Bizden bu kadar Pasifik Kıyısı deyip çark ettik. Victoria onsuz olmaz dedikleri, kentin dışındaki Butchart Bahçelerini atlayıp (tüm gezi botanikken dahasına 30 Dolar vermek fazla geldi) aynı yol üzerindeki Kelebek Bahçesine gittik. İyiydi. İçerinin nemli sıcağına girdiğimiz an irice bir tanesi gelip Dileğin omzuna kondu. Aralarda buhar püskürtülen tropikal bitkiler sisleniyor, türlü çeşitli kelebek oradan oraya uçuyor, havuzda turuncusu iyi bakımdan kızıllaşmış iki flamingo, kırmızı ayaklı su kaplumbağaları önünde afişlik pozlar veriyor, Amazon papağanlarından biri ziyaretçilerle al takke ver külah yarenlik ederken diğeri yüksek dallardan aşağı fırça atıyordu.




Victoria’ya dönüp biraz dışarıdaki, yine bildik bir otel zincirinden Red Lion’a arabayı bıraktık. Yabancılığımızı, yol gösterilme ihtiyacımızı bıkkın bir ilgisizlikle karşılayan şoförün homurdandığı usulüyle ücretini ödeyip otobüsle şehir merkezine indik.
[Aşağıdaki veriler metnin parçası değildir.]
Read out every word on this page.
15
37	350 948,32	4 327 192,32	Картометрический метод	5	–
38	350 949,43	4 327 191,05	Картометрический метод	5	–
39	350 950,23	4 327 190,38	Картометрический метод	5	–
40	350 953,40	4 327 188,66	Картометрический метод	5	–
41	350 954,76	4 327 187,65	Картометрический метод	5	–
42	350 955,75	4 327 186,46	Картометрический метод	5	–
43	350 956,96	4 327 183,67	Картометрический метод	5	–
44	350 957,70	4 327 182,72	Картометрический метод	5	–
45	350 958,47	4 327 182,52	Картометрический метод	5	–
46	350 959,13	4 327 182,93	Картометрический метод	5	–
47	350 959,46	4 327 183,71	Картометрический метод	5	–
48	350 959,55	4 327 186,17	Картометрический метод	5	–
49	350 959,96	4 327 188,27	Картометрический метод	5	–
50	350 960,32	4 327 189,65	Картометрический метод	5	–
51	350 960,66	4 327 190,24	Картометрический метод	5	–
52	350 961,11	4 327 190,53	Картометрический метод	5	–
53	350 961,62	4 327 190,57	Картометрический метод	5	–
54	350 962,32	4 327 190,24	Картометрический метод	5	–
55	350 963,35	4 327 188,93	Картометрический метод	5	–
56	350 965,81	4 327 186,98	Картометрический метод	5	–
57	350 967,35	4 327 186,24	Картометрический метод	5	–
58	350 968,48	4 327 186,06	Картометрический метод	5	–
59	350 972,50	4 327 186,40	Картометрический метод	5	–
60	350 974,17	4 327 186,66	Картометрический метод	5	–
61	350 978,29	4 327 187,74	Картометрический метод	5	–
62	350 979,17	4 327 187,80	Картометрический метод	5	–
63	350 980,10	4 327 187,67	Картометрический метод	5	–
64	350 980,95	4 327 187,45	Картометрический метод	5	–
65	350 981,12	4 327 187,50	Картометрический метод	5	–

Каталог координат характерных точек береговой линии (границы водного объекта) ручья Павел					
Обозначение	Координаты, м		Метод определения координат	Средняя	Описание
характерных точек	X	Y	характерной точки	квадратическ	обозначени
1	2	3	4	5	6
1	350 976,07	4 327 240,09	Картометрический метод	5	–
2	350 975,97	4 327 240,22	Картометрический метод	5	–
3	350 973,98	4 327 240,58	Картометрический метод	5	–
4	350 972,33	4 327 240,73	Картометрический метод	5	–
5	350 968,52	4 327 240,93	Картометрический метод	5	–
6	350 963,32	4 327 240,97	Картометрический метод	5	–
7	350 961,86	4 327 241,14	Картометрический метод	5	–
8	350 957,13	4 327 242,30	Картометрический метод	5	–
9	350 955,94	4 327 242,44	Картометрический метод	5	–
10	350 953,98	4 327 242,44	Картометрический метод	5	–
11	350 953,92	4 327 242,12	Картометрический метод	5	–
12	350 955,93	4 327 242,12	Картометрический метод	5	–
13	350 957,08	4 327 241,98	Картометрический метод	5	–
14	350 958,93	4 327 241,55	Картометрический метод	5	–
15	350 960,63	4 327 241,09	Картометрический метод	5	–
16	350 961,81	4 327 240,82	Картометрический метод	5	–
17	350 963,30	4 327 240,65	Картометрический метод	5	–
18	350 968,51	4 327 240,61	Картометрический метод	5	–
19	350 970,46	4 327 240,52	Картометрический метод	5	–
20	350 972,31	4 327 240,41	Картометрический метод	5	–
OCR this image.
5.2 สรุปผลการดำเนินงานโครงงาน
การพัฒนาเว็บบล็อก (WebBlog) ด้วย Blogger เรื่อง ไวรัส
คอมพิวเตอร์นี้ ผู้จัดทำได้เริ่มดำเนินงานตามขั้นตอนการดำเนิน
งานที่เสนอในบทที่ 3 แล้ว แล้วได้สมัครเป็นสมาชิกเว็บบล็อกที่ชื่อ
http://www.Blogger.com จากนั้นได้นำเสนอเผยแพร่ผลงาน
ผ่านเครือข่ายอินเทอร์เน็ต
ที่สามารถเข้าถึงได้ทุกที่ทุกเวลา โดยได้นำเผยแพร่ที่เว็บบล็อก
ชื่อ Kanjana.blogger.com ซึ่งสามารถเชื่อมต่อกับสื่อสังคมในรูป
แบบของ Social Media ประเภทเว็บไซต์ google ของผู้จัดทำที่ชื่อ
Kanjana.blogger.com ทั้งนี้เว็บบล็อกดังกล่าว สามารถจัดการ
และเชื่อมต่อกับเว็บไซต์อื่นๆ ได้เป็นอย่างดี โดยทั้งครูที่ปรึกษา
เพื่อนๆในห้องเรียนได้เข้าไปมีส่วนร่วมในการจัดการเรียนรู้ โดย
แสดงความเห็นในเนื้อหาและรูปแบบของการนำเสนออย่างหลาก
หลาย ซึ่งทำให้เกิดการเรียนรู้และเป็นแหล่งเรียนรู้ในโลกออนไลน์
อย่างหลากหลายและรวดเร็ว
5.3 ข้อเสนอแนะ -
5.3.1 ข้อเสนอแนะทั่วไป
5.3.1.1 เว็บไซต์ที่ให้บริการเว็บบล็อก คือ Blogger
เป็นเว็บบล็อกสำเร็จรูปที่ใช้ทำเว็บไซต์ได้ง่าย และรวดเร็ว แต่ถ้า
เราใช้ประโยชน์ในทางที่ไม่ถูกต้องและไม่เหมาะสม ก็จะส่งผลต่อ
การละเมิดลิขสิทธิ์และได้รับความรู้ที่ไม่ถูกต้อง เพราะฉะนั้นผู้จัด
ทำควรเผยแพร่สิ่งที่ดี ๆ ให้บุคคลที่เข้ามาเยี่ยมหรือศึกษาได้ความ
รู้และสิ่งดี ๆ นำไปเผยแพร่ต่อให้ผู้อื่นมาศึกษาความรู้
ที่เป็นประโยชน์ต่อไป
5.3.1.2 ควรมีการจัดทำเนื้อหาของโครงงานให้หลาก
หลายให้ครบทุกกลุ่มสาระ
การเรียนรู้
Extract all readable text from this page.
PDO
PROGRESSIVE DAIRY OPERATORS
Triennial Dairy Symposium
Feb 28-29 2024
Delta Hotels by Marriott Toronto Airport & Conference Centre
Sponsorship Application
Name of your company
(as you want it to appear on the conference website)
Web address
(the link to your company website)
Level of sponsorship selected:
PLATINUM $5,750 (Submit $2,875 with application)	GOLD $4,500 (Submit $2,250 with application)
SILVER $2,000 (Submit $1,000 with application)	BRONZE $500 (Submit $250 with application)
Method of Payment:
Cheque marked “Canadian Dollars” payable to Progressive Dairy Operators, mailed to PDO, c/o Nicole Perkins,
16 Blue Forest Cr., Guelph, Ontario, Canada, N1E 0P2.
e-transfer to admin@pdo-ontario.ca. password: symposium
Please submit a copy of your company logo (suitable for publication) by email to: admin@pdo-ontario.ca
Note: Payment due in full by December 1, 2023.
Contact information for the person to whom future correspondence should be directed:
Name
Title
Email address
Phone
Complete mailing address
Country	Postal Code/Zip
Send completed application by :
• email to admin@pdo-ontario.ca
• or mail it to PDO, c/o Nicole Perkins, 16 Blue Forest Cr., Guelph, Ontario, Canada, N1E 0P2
Çin Mahallesini bulduk. Boştu. Portland, Victoria ve Vancouver’da bu mahalleler tipik kırmızı takları, bir iki lokanta ve dükkanla temsil ediliyor, arkası pek yok.

Victoria’nın İstiklal Caddesi Government Street’e geçip aşağı, limana yürüdük. Sömürge döneminden yapıların yoğun olduğu, şık dükkanlar, kafeler, lokantalarla gösterişli. Tarihi, güzel bir şehir Victoria. Ama buranın da dokusu modern, yavan, yüksek bloklarla sulanıp dönüşmekte görünüyor. Görkemli Empress Otelin önünden limana inerken Turizm Ofisine girdim. Kafa karıştırıcı adalar turunu nasıl yapabileceğimiz konusunda biraz bilgi istiyordum ama geldiğimiz otobüsün şoförü tavırlı memurlar selamı bile esirgedi. Yeterince bekleyip çıktım. Bu ülkede müşteri memnuniyeti kavramı olmadığı gözlemi belki de doğruydu.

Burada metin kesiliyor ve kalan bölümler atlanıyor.